I know of three homotopy theories of colored operads.
- The (derived) localization category of Berger-Moerdijk's model structure on the category of strict simplicial (or topological) operads, with weak equivalences given by strict maps $O\to O'$ which induce weak equivalences on spaces of operations.
- The "dendroidal" notion of infinity-operad, introduced by Moerdijk and Weiss and further studied in this paper by Cisinski and Moerdijk.
- Lurie's infinity-operads, which are infinity categories fibered over the nerve of the category $\mathrm{Set}^*$ of pointed sets, satisfying certain Segal-style properties.
If all is well in the world, these three homotopy theories (viewed as e.g. $\infty$-categories) should be equivalent (or there should be a good reason for them not to be).
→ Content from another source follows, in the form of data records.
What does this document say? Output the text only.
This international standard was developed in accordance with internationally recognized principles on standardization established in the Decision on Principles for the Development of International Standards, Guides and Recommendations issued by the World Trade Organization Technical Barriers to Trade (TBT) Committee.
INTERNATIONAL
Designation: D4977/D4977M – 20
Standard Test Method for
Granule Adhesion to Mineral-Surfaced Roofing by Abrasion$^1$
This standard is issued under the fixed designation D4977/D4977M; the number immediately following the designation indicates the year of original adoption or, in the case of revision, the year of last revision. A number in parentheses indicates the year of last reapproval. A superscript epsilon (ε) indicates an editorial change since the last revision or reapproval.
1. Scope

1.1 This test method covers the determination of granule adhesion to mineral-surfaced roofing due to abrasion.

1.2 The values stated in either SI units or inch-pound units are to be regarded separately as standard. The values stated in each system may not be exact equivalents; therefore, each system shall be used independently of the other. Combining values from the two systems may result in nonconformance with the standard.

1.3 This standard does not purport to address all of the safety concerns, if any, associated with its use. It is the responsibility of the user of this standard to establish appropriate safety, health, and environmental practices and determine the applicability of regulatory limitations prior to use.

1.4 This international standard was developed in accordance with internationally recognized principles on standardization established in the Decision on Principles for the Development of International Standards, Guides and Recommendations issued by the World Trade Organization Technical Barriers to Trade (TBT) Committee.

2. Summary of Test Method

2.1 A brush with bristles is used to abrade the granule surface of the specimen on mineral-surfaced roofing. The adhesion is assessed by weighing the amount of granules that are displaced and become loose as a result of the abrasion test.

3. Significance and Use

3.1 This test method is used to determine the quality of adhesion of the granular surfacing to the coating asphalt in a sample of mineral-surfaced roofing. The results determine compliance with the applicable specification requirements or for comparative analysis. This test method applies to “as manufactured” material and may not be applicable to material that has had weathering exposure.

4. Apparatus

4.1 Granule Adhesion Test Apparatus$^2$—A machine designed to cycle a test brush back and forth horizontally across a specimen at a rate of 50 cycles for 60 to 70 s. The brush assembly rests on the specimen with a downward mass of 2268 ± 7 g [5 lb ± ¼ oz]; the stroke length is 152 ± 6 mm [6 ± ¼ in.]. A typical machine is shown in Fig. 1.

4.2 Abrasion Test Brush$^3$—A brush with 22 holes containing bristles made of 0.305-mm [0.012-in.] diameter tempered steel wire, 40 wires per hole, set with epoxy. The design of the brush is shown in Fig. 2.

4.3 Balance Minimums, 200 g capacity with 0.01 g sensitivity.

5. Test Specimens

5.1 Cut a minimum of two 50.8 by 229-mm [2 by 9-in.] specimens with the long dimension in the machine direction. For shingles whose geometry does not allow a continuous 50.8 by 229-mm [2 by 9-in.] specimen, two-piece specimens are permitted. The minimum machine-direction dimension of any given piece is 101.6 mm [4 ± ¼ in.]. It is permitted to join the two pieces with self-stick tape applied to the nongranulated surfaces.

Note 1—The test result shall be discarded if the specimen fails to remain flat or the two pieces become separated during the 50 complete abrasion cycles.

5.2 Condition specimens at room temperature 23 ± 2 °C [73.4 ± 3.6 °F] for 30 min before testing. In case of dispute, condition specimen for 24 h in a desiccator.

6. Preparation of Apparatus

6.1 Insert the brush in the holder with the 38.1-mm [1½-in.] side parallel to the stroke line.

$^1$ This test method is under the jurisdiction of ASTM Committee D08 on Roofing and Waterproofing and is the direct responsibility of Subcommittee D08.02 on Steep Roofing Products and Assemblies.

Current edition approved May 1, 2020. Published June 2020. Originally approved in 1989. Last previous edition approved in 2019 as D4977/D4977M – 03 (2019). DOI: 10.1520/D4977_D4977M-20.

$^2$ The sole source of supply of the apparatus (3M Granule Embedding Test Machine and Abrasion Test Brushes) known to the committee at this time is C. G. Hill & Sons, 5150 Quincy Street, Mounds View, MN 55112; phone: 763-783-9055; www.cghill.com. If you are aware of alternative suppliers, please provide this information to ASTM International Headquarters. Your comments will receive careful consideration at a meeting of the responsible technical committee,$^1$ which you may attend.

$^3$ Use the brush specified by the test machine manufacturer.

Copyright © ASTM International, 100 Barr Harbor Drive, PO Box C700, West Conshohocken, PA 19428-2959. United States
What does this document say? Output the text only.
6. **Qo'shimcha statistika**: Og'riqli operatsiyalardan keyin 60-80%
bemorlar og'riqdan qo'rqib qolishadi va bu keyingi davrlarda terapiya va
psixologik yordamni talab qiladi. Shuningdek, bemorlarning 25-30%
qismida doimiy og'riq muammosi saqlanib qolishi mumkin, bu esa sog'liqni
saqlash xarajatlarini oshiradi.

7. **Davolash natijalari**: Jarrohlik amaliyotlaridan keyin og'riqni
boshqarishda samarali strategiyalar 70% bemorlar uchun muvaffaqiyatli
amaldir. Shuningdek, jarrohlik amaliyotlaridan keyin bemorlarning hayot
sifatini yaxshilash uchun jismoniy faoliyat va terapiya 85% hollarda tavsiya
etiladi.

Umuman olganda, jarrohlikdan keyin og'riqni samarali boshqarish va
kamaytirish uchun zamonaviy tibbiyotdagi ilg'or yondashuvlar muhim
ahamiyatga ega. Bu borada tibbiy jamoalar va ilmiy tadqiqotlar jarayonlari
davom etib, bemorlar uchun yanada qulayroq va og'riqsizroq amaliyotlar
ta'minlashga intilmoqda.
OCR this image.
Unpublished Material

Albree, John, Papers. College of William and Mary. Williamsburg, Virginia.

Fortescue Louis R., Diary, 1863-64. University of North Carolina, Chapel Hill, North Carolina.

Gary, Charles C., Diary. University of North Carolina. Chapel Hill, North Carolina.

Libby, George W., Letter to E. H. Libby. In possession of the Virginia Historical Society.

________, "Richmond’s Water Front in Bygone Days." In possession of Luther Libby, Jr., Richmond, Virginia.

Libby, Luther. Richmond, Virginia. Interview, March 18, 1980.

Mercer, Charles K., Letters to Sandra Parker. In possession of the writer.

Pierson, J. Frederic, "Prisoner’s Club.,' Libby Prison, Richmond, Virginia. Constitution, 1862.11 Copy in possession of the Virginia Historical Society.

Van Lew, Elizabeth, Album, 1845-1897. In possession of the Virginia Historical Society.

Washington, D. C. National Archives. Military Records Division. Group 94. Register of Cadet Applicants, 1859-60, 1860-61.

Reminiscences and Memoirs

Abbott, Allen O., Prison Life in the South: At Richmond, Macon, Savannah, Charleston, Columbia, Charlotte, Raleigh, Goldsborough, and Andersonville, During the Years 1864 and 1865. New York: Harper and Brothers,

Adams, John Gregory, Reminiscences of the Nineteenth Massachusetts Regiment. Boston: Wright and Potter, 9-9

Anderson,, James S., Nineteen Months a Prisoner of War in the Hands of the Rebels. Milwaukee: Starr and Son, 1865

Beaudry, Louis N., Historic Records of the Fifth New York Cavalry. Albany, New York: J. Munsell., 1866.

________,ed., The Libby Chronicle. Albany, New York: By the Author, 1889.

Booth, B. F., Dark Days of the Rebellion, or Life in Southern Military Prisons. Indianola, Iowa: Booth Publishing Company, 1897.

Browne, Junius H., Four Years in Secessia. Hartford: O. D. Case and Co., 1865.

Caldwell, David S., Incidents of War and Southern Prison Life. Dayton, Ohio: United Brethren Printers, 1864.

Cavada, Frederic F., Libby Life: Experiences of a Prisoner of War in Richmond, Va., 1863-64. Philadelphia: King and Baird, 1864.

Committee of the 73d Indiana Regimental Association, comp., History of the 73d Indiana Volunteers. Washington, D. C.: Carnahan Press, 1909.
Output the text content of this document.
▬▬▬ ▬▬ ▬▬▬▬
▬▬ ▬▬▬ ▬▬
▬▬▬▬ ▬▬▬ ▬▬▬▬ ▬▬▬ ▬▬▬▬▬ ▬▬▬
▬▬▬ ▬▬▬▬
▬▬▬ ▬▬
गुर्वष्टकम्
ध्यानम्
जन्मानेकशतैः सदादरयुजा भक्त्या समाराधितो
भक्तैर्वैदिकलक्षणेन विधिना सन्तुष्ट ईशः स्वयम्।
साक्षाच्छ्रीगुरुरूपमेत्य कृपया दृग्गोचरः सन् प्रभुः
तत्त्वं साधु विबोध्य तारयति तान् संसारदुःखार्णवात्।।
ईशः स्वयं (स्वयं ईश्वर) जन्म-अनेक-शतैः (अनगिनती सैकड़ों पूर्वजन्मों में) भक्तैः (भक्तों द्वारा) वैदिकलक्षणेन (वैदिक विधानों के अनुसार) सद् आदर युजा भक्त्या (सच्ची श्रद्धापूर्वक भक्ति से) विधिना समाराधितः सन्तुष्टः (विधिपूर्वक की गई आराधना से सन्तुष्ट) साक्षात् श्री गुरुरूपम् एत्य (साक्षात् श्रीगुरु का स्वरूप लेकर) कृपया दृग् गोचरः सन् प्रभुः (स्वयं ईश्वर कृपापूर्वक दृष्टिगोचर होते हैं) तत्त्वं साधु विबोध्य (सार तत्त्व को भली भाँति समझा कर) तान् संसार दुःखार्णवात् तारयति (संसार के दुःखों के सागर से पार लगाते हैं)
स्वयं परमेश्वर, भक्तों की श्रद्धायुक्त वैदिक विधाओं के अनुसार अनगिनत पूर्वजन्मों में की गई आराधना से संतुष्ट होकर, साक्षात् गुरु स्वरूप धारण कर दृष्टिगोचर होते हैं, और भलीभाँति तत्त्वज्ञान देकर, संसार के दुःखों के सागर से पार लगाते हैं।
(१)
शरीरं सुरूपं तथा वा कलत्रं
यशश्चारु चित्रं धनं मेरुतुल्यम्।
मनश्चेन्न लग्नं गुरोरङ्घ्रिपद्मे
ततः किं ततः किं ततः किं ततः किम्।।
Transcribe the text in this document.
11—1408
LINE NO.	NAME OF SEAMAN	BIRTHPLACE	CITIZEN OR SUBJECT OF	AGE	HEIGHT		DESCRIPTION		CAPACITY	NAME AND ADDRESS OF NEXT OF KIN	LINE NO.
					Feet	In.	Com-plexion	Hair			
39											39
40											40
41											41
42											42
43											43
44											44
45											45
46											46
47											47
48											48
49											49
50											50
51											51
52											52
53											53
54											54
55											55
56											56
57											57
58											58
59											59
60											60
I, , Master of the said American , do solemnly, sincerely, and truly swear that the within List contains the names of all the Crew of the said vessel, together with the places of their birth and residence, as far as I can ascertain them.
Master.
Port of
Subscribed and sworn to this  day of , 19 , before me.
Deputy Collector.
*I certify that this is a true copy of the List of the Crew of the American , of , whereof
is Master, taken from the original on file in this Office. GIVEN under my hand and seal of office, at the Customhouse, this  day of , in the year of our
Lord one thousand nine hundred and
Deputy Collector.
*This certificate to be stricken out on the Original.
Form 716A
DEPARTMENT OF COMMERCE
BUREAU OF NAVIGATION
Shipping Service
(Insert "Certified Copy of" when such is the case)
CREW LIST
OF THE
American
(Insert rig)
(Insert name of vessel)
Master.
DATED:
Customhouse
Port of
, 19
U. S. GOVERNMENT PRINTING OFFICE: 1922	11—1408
But I can't find references for any equivalences between them. This paper seems to compare (1) and (2), via a Quillent adjunction, which it does not show is an equivalence. The obvious functor (1) $\implies$ (3) is written down in Lurie's Higher Algebra, but it is not (as far as I can tell) shown to be an equivalence.
Is more known about comparisons between these homotopy theories? I'm specifically interested in the comparison between (1) and (3). Are the corresponding $\infty$-categories equivalent, perhaps under additional restrictions? Is the functor (1) $\implies$ (3) fully faithful? Are there known examples where this functor is not an equivalence?